In addition, two middle regions (exons 8 and 13) of BRCA1 gene were investigated for the presence of mutation. The majorities of mutations, known to be disease-causing, consist of small frame shift deletions, small insertions and nonsense
or splice site mutations, which all result in a truncated protein. Because of the lack of known structure-function relationships, only truncating mutations are usable for medical management of carrier individuals [14]. In the current study four truncating mutations and one missense mutation were detected among the majority of the studied patients and in more Selleck CA4P than half of their asymptomatic first degree female relatives. The truncating mutations were three frame shift mutations and one nonsense mutation. All mutations were repeated in 6 or more families.

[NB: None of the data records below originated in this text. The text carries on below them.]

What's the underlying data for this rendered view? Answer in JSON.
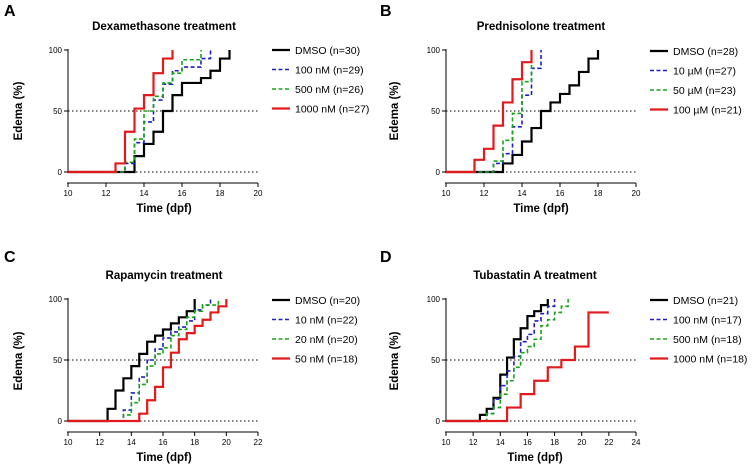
{
  "colors": {
    "black": "#000000",
    "blue": "#1f1fbf",
    "green": "#1aa31a",
    "red": "#e31a1c"
  },
  "chart_data": [
    {
      "panel_label": "A",
      "type": "line",
      "title": "Dexamethasone treatment",
      "xlabel": "Time (dpf)",
      "ylabel": "Edema (%)",
      "xlim": [
        10,
        20
      ],
      "ylim": [
        0,
        100
      ],
      "xticks": [
        10,
        12,
        14,
        16,
        18,
        20
      ],
      "yticks": [
        0,
        50,
        100
      ],
      "reference_lines": [
        0,
        50
      ],
      "series": [
        {
          "name": "DMSO (n=30)",
          "color": "#000000",
          "dash": "solid",
          "x": [
            10,
            13.0,
            13.5,
            14.0,
            14.5,
            15.0,
            15.5,
            16.0,
            17.0,
            17.5,
            18.0,
            18.5
          ],
          "y": [
            0,
            0,
            13,
            23,
            33,
            50,
            63,
            73,
            77,
            83,
            93,
            100
          ]
        },
        {
          "name": "100 nM (n=29)",
          "color": "#1f1fbf",
          "dash": "dashed",
          "x": [
            10,
            12.5,
            13.0,
            13.5,
            14.0,
            14.5,
            15.0,
            15.5,
            16.0,
            17.0,
            17.5
          ],
          "y": [
            0,
            0,
            7,
            24,
            41,
            59,
            72,
            83,
            86,
            93,
            100
          ]
        },
        {
          "name": "500 nM (n=26)",
          "color": "#1aa31a",
          "dash": "dashed",
          "x": [
            10,
            12.5,
            13.0,
            13.5,
            14.0,
            14.5,
            15.0,
            15.5,
            16.0,
            17.0
          ],
          "y": [
            0,
            0,
            8,
            27,
            50,
            62,
            73,
            81,
            92,
            100
          ]
        },
        {
          "name": "1000 nM (n=27)",
          "color": "#e31a1c",
          "dash": "solid",
          "x": [
            10,
            12.5,
            13.0,
            13.5,
            14.0,
            14.5,
            15.0,
            15.5
          ],
          "y": [
            0,
            7,
            33,
            52,
            63,
            81,
            93,
            100
          ]
        }
      ]
    },
    {
      "panel_label": "B",
      "type": "line",
      "title": "Prednisolone treatment",
      "xlabel": "Time (dpf)",
      "ylabel": "Edema (%)",
      "xlim": [
        10,
        20
      ],
      "ylim": [
        0,
        100
      ],
      "xticks": [
        10,
        12,
        14,
        16,
        18,
        20
      ],
      "yticks": [
        0,
        50,
        100
      ],
      "reference_lines": [
        0,
        50
      ],
      "series": [
        {
          "name": "DMSO (n=28)",
          "color": "#000000",
          "dash": "solid",
          "x": [
            10,
            12.5,
            13.0,
            13.5,
            14.0,
            14.5,
            15.0,
            15.5,
            16.0,
            16.5,
            17.0,
            17.5,
            18.0
          ],
          "y": [
            0,
            0,
            7,
            14,
            25,
            36,
            50,
            57,
            64,
            71,
            82,
            93,
            100
          ]
        },
        {
          "name": "10 µM (n=27)",
          "color": "#1f1fbf",
          "dash": "dashed",
          "x": [
            10,
            12.0,
            12.5,
            13.0,
            13.5,
            14.0,
            14.5,
            15.0
          ],
          "y": [
            0,
            0,
            7,
            15,
            37,
            63,
            85,
            100
          ]
        },
        {
          "name": "50 µM (n=23)",
          "color": "#1aa31a",
          "dash": "dashed",
          "x": [
            10,
            12.0,
            12.5,
            13.0,
            13.5,
            14.0,
            14.5
          ],
          "y": [
            0,
            0,
            9,
            26,
            48,
            74,
            100
          ]
        },
        {
          "name": "100 µM (n=21)",
          "color": "#e31a1c",
          "dash": "solid",
          "x": [
            10,
            11.5,
            12.0,
            12.5,
            13.0,
            13.5,
            14.0,
            14.5
          ],
          "y": [
            0,
            10,
            19,
            38,
            57,
            76,
            90,
            100
          ]
        }
      ]
    },
    {
      "panel_label": "C",
      "type": "line",
      "title": "Rapamycin treatment",
      "xlabel": "Time (dpf)",
      "ylabel": "Edema (%)",
      "xlim": [
        10,
        22
      ],
      "ylim": [
        0,
        100
      ],
      "xticks": [
        10,
        12,
        14,
        16,
        18,
        20,
        22
      ],
      "yticks": [
        0,
        50,
        100
      ],
      "reference_lines": [
        0,
        50
      ],
      "series": [
        {
          "name": "DMSO (n=20)",
          "color": "#000000",
          "dash": "solid",
          "x": [
            10,
            12.5,
            13.0,
            13.5,
            14.0,
            14.5,
            15.0,
            15.5,
            16.0,
            16.5,
            17.0,
            17.5,
            18.0
          ],
          "y": [
            0,
            10,
            25,
            35,
            45,
            55,
            65,
            70,
            75,
            80,
            85,
            90,
            100
          ]
        },
        {
          "name": "10 nM (n=22)",
          "color": "#1f1fbf",
          "dash": "dashed",
          "x": [
            10,
            13.0,
            13.5,
            14.0,
            14.5,
            15.0,
            15.5,
            16.0,
            16.5,
            17.0,
            17.5,
            18.0,
            18.5,
            19.0
          ],
          "y": [
            0,
            0,
            9,
            23,
            36,
            50,
            59,
            68,
            73,
            77,
            82,
            91,
            95,
            100
          ]
        },
        {
          "name": "20 nM (n=20)",
          "color": "#1aa31a",
          "dash": "dashed",
          "x": [
            10,
            13.0,
            13.5,
            14.0,
            14.5,
            15.0,
            15.5,
            16.0,
            16.5,
            17.0,
            17.5,
            18.0,
            18.5,
            19.5
          ],
          "y": [
            0,
            0,
            5,
            15,
            30,
            45,
            55,
            60,
            70,
            75,
            85,
            90,
            95,
            100
          ]
        },
        {
          "name": "50 nM (n=18)",
          "color": "#e31a1c",
          "dash": "solid",
          "x": [
            10,
            14.5,
            15.0,
            15.5,
            16.0,
            16.5,
            17.0,
            17.5,
            18.0,
            18.5,
            19.0,
            19.5,
            20.0
          ],
          "y": [
            0,
            6,
            17,
            28,
            44,
            56,
            67,
            72,
            78,
            83,
            89,
            94,
            100
          ]
        }
      ]
    },
    {
      "panel_label": "D",
      "type": "line",
      "title": "Tubastatin A treatment",
      "xlabel": "Time (dpf)",
      "ylabel": "Edema (%)",
      "xlim": [
        10,
        24
      ],
      "ylim": [
        0,
        100
      ],
      "xticks": [
        10,
        12,
        14,
        16,
        18,
        20,
        22,
        24
      ],
      "yticks": [
        0,
        50,
        100
      ],
      "reference_lines": [
        0,
        50
      ],
      "series": [
        {
          "name": "DMSO (n=21)",
          "color": "#000000",
          "dash": "solid",
          "x": [
            10,
            12.5,
            13.0,
            13.5,
            14.0,
            14.5,
            15.0,
            15.5,
            16.0,
            16.5,
            17.0,
            17.5
          ],
          "y": [
            0,
            5,
            10,
            19,
            38,
            52,
            67,
            76,
            86,
            90,
            95,
            100
          ]
        },
        {
          "name": "100 nM (n=17)",
          "color": "#1f1fbf",
          "dash": "dashed",
          "x": [
            10,
            13.0,
            13.5,
            14.0,
            14.5,
            15.0,
            15.5,
            16.0,
            16.5,
            17.0,
            17.5,
            18.0
          ],
          "y": [
            0,
            6,
            18,
            29,
            41,
            53,
            65,
            71,
            82,
            88,
            94,
            100
          ]
        },
        {
          "name": "500 nM (n=18)",
          "color": "#1aa31a",
          "dash": "dashed",
          "x": [
            10,
            13.0,
            13.5,
            14.0,
            14.5,
            15.0,
            15.5,
            16.0,
            16.5,
            17.0,
            17.5,
            18.0,
            18.5,
            19.0
          ],
          "y": [
            0,
            6,
            11,
            22,
            33,
            44,
            56,
            61,
            67,
            78,
            83,
            89,
            94,
            100
          ]
        },
        {
          "name": "1000 nM (n=18)",
          "color": "#e31a1c",
          "dash": "solid",
          "x": [
            10,
            14.5,
            15.5,
            16.5,
            17.5,
            18.5,
            19.5,
            20.5,
            22.0
          ],
          "y": [
            0,
            11,
            22,
            33,
            44,
            50,
            61,
            89,
            89
          ]
        }
      ]
    }
  ]
}
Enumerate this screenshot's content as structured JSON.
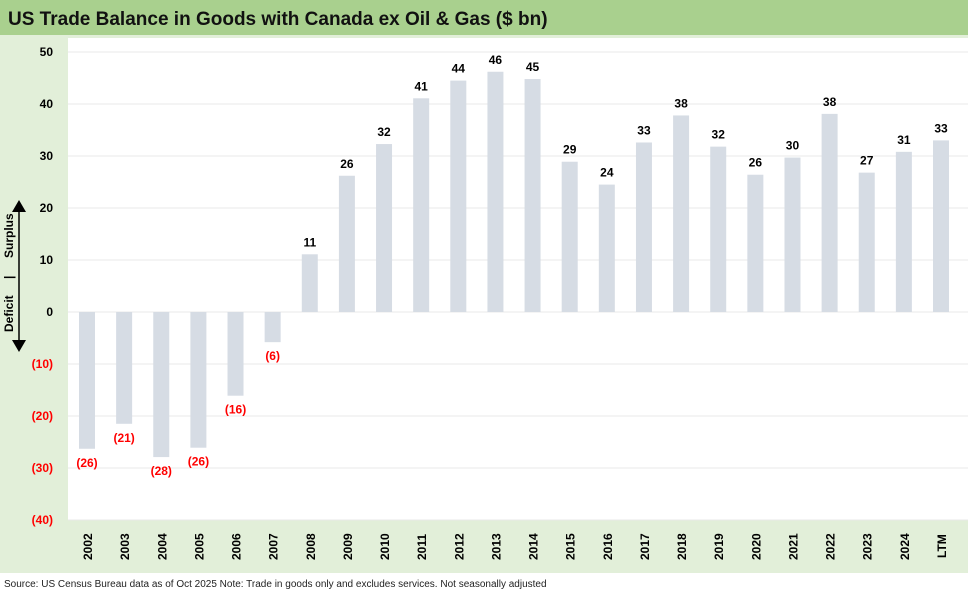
{
  "chart_data": {
    "type": "bar",
    "title": "US Trade Balance in Goods with Canada ex Oil & Gas ($ bn)",
    "categories": [
      "2002",
      "2003",
      "2004",
      "2005",
      "2006",
      "2007",
      "2008",
      "2009",
      "2010",
      "2011",
      "2012",
      "2013",
      "2014",
      "2015",
      "2016",
      "2017",
      "2018",
      "2019",
      "2020",
      "2021",
      "2022",
      "2023",
      "2024",
      "LTM"
    ],
    "values": [
      -26.3,
      -21.5,
      -27.9,
      -26.1,
      -16.1,
      -5.8,
      11.1,
      26.2,
      32.3,
      41.1,
      44.5,
      46.2,
      44.8,
      28.9,
      24.5,
      32.6,
      37.8,
      31.8,
      26.4,
      29.7,
      38.1,
      26.8,
      30.8,
      33.0
    ],
    "data_labels": [
      "(26)",
      "(21)",
      "(28)",
      "(26)",
      "(16)",
      "(6)",
      "11",
      "26",
      "32",
      "41",
      "44",
      "46",
      "45",
      "29",
      "24",
      "33",
      "38",
      "32",
      "26",
      "30",
      "38",
      "27",
      "31",
      "33"
    ],
    "ylim": [
      -40,
      50
    ],
    "yticks": [
      50,
      40,
      30,
      20,
      10,
      0,
      -10,
      -20,
      -30,
      -40
    ],
    "ytick_labels": [
      "50",
      "40",
      "30",
      "20",
      "10",
      "0",
      "(10)",
      "(20)",
      "(30)",
      "(40)"
    ],
    "ylabel_surplus": "Surplus",
    "ylabel_separator": "|",
    "ylabel_deficit": "Deficit",
    "xlabel": "",
    "grid": true,
    "colors": {
      "bar": "#d6dce4",
      "negative_label": "#ff0000",
      "header": "#a9d08e",
      "panel": "#e2efd9"
    }
  },
  "footer": "Source: US Census Bureau data as of Oct 2025 Note: Trade in goods only and excludes services. Not seasonally adjusted"
}
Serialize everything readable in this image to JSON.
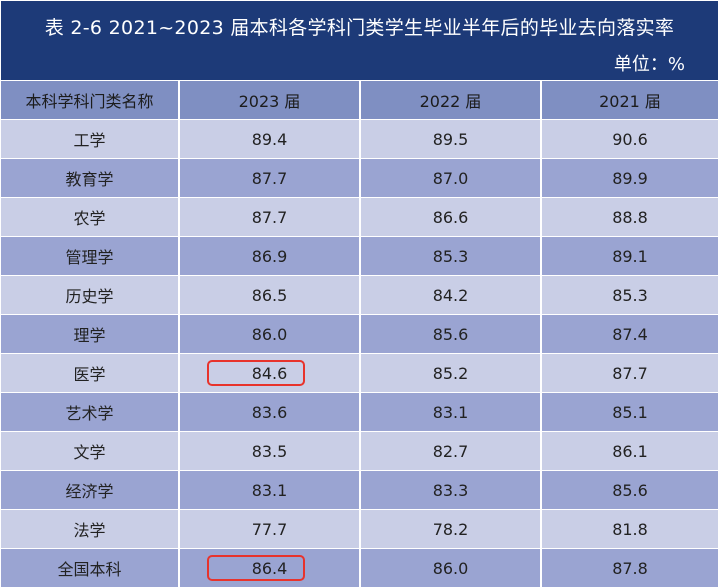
{
  "table": {
    "title": "表 2-6   2021~2023 届本科各学科门类学生毕业半年后的毕业去向落实率",
    "unit": "单位：%",
    "headers": [
      "本科学科门类名称",
      "2023 届",
      "2022 届",
      "2021 届"
    ],
    "rows": [
      {
        "name": "工学",
        "y2023": "89.4",
        "y2022": "89.5",
        "y2021": "90.6",
        "highlight_2023": false
      },
      {
        "name": "教育学",
        "y2023": "87.7",
        "y2022": "87.0",
        "y2021": "89.9",
        "highlight_2023": false
      },
      {
        "name": "农学",
        "y2023": "87.7",
        "y2022": "86.6",
        "y2021": "88.8",
        "highlight_2023": false
      },
      {
        "name": "管理学",
        "y2023": "86.9",
        "y2022": "85.3",
        "y2021": "89.1",
        "highlight_2023": false
      },
      {
        "name": "历史学",
        "y2023": "86.5",
        "y2022": "84.2",
        "y2021": "85.3",
        "highlight_2023": false
      },
      {
        "name": "理学",
        "y2023": "86.0",
        "y2022": "85.6",
        "y2021": "87.4",
        "highlight_2023": false
      },
      {
        "name": "医学",
        "y2023": "84.6",
        "y2022": "85.2",
        "y2021": "87.7",
        "highlight_2023": true
      },
      {
        "name": "艺术学",
        "y2023": "83.6",
        "y2022": "83.1",
        "y2021": "85.1",
        "highlight_2023": false
      },
      {
        "name": "文学",
        "y2023": "83.5",
        "y2022": "82.7",
        "y2021": "86.1",
        "highlight_2023": false
      },
      {
        "name": "经济学",
        "y2023": "83.1",
        "y2022": "83.3",
        "y2021": "85.6",
        "highlight_2023": false
      },
      {
        "name": "法学",
        "y2023": "77.7",
        "y2022": "78.2",
        "y2021": "81.8",
        "highlight_2023": false
      },
      {
        "name": "全国本科",
        "y2023": "86.4",
        "y2022": "86.0",
        "y2021": "87.8",
        "highlight_2023": true
      }
    ]
  },
  "colors": {
    "title_background": "#1d3a78",
    "header_background": "#7f8fc2",
    "row_light": "#c9cee6",
    "row_dark": "#9aa4d2",
    "highlight_border": "#e8332c"
  }
}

The recurrent mutations were found in all (100%) families with detected mutations. This selleck compound finding is similar to the study of Corski et al. [32],
which found recurrent mutations in 93% of families with detected mutations. The first studied founder mutation in the current study was the frame shift mutation 185 del AG in exon 2 of BRCA1 gene. It was identified in 10% of families selleck (index cases and their asymptomatic relatives). This mutation was detected with high frequency in Ashkenazi Jews [33], in two Spanish families [34], in 3 of 4 families with Ashkenazi Jewish ancestry in France [35] and in non-Ashkenazi groups across the middle east, Turkey, England, Iran, Asia and India [33, 36]. The second studied founder mutation in BRCA1 gene is a frame shift mutation in exon 22 (5454 del C). It is recently detected in 16.7% Filipino patients and their asymptomatic relatives
[28]. The knowledge about this mutation is limited [29]. The third studied founder mutation in BRCA2 gene is the frame shift (5-base deletion) mutation in exon 9 (999 del 5). This mutation is recurrent and proposed as an ancient founder mutation. It has been identified as a strong founder in Iceland [37, 38]. Also it was identified in Finnish breast cancer families [39], which may reflect ancient genetic relationships between European populations. Other BRCA2 founder mutations in ID-8 other exons have been reported in Filipino patients [28], and in Jewish patients [40]. In the present study, BRCA2 mutation is frequently repeated among different families (26.7%) in both patients and their relatives, suggesting a founder effect in our population. The presence of this mutation is not limited to those patients having a positive family history of the disease. Some patients carrying this mutation have negative family history. Failure to identify family history may be attributed to small family size and young relatives. For BRCA2, a study [39] has provided evidence that mutation in a ~3.